Mr. Carl Bode, the editor, has hit on this 'gim- mick' to demonstrate to the English that while they may look on Americans under Eisenhower as so many fleecy lambs, practising togetherness in the sheepfolds of Madison Avenue, they are all dissenters under the skin. It is true that the image of the rebel is valued in America. An American toy-manufacturing business recently struck a lucrative vein by producing rabbit-fur Castro beards for small Americans of five and six. This

Is an innocent example of free enterprise, but I am a little disconcerted to see them decorating the chins of our most eminent American writers in Mr. Bode's book.

I am still more disconcerted by the particular choice of 'rebels.' Mr. Daiches's lecture on Whit- man is among the more interesting in the book, but he is clearly hampered by the fact that Whit- man falls under the rubric with difficulty. Techni- cal innovation in poetry is a form of rebelliousness that is difficult to exploit in a framework like the one devised by Mr. Bode, and the latitude of Whitman's sexual views is clearly something the American State Department prefers to keep locked in its attachd case. What is really rebelli- ous in Whitman is second-hand : 'I was simmer- ing, simmering, simmering. Emerson brought me to a boil.' The cosmic identity of Song of Myself, which Mr. Daiches speaks of, clearly comes to Whitman through Emerson, and in the temperate Emerson we really have a more authentic 'rebel' than in the exuberant Whitman. Nor can I see why Whittier was not preferred to Steinbeck or Sinclair Lewis (who cut even poorer figures as young Shelleys). In his anti-slavery poems, Whittier was one of the first poets to utilise poetry as propaganda on a scale anticipating the twen- tieth century. He was the Archibald MacLeish of his day. And surely Ann Bradstreet, facing puri- tan disapproval by her writings (actually, things turned out well enough, but the risk was there), deserves a mention. Of course, finally, it is the expatriate who is the ultimate 'rebel,' but this would have introduced obvious difficulties. Ezra Pound is not among the 'rebels' sponsored in this book.

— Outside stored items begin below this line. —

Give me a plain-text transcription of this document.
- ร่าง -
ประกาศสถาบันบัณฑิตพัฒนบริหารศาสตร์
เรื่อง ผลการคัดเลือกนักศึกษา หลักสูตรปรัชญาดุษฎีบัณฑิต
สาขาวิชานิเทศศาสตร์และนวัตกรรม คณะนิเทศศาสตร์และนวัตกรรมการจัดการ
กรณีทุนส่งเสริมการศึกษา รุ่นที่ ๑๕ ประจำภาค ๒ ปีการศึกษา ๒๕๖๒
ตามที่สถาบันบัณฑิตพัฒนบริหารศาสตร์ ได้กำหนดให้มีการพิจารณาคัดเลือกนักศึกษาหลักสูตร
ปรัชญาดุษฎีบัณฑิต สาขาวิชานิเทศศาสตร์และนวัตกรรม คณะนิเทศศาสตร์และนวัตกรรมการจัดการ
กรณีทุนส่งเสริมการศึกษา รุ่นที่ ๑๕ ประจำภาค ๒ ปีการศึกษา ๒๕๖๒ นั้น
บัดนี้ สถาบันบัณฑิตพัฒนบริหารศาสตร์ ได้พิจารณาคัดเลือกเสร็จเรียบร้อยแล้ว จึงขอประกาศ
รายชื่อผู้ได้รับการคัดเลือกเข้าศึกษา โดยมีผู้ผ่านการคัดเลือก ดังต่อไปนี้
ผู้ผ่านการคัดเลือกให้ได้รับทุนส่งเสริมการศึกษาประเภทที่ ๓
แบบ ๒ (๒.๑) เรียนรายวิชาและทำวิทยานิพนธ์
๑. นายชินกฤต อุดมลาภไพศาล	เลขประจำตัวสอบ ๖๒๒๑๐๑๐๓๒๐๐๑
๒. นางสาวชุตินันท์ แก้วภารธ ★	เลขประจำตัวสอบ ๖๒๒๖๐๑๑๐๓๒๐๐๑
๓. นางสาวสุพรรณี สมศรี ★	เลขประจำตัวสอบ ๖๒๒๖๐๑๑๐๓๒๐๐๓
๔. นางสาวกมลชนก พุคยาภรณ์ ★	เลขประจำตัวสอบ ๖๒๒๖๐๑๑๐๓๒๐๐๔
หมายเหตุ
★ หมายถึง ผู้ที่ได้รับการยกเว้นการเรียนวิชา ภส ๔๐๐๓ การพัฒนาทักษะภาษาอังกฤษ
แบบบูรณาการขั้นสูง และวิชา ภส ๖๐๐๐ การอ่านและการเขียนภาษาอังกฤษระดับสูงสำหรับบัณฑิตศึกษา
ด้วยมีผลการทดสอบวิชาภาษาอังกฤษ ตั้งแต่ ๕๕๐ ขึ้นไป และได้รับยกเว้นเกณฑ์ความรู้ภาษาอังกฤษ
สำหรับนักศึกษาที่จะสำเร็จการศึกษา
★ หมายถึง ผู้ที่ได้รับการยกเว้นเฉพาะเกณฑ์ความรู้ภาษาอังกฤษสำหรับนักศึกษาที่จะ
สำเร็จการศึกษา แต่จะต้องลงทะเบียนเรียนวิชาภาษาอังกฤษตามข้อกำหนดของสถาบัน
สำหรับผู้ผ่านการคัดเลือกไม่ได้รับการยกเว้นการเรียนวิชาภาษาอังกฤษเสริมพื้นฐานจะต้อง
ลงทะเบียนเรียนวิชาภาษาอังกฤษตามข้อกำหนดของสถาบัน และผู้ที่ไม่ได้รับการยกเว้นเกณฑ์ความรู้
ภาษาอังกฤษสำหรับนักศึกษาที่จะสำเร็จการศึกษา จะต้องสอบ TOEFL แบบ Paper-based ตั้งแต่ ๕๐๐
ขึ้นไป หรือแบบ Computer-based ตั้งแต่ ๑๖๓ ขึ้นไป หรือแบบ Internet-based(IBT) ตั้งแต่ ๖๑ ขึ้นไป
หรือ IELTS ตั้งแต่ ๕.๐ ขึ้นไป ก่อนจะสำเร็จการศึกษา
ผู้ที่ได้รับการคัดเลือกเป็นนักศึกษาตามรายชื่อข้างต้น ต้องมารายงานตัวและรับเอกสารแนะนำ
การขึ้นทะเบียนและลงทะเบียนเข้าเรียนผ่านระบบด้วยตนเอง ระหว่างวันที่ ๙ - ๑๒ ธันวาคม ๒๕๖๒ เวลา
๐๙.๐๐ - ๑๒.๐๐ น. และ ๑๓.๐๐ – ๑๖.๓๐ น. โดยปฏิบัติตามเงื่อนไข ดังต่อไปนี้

But choosing one's own pet list of 'rebels' is beside the point. Every genuine artist dissents in some way from the pattern of national life. In the present book (through no fault of the contributors themselves) 'rebel' becomes merely another level- ling word by which to make a group of artists, very different among themselves, conform to a preconceived pattern devised by the United States Office of information.